Outra grande aposta é na concessão de serviços de cemitérios públicos de São Paulo, um grande filão deste setor funerário. A prefeitura da capital deve colocar em licitação ainda este ano, provavelmente no segundo semestre, a administração de 20 cemitérios e um crematório públicos. O retorno, segundo o empresário, é bem interessante e deve trazer boas cifras pro caixa da nova empresa, a holding.

O nome dela (da holding) deve ser Cortel mesmo para aproveitar a tradição do grupo no mercado — são mais de 50 anos atuando com a morte, apesar de a companhia estar mais viva do que nunca. “Nossa meta como holding Cortel é faturar R$ 200 milhões ao ano nos próximos três anos. Não divulgamos a receita hoje, mas o crescimento deverá ser de 25% ao ano”, diz otimista o empresário.
Concluída a parte burocrática, entra em ação a segunda fase: o IPO. Se tudo der certo, até 2022 a empresa listará ações na B3 e quem tiver participação no fundo (e estiver vivo), ganhará com a valorização dos ativos. Pelo menos esse é o plano.

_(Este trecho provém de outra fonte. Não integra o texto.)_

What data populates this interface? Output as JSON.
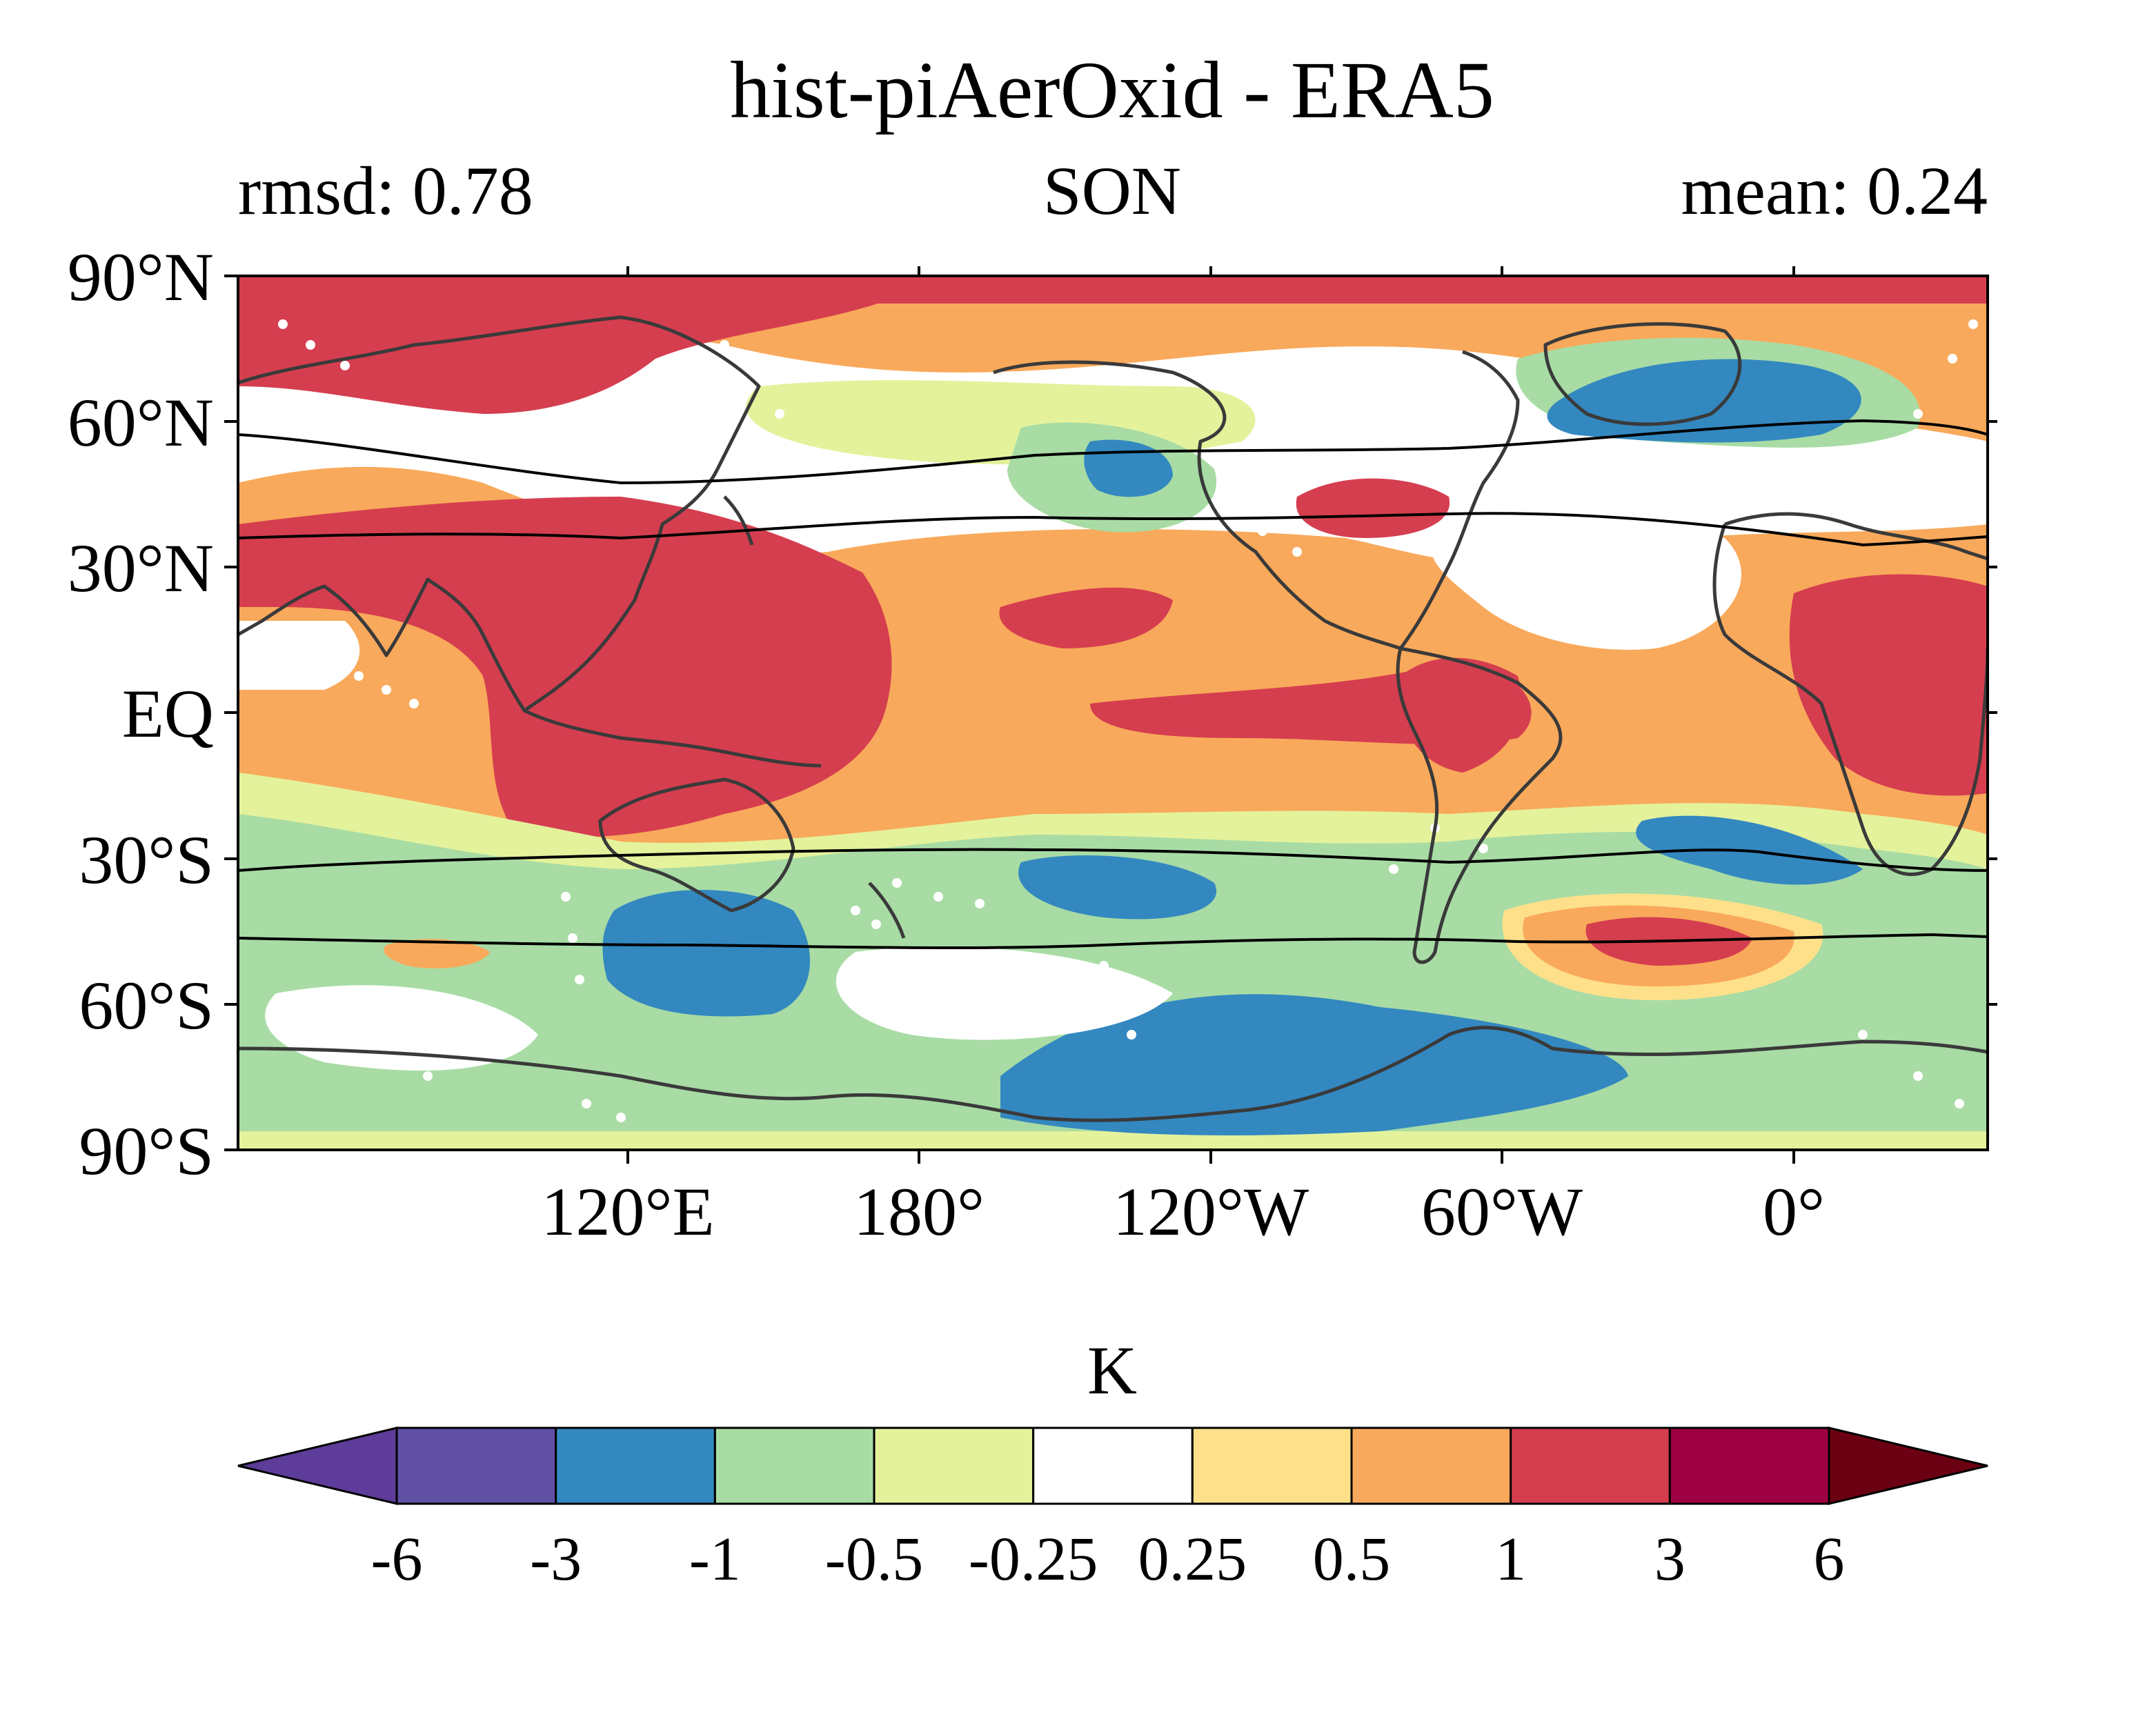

“Caso o gestor e os cotistas do fundo achem oportuno, podemos vender as ações na B3. Os recursos da venda de ações podem ser devolvidos aos cotistas ou reinvestidos. O CARE11 continuará tendo participações nos outros ativos já adquiridos e novos ativos que estão sendo analisados”, explica Conte.
Apesar de ser um fundo de investimento imobiliário, já deu para perceber que a pegada do CARE11 é diferente das tradicionais carteiras imobiliárias. Ele se comporta como um fundo que investe em empresas, o chamado ‘private equity’.

Por isso, se você está gostando da tese, precisa estudar com cuidado o prospecto e conversar com a gestora antes de sair investindo. É preciso entender se o que eles querem está alinhado com o que você quer e acredita. E até mais importante: se você pode esperar o tempo necessário para ver o retorno esperado (às vezes você pode precisar do dinheiro antes disso).

Expectativas todos temos, mas certeza, só mesmo a morte.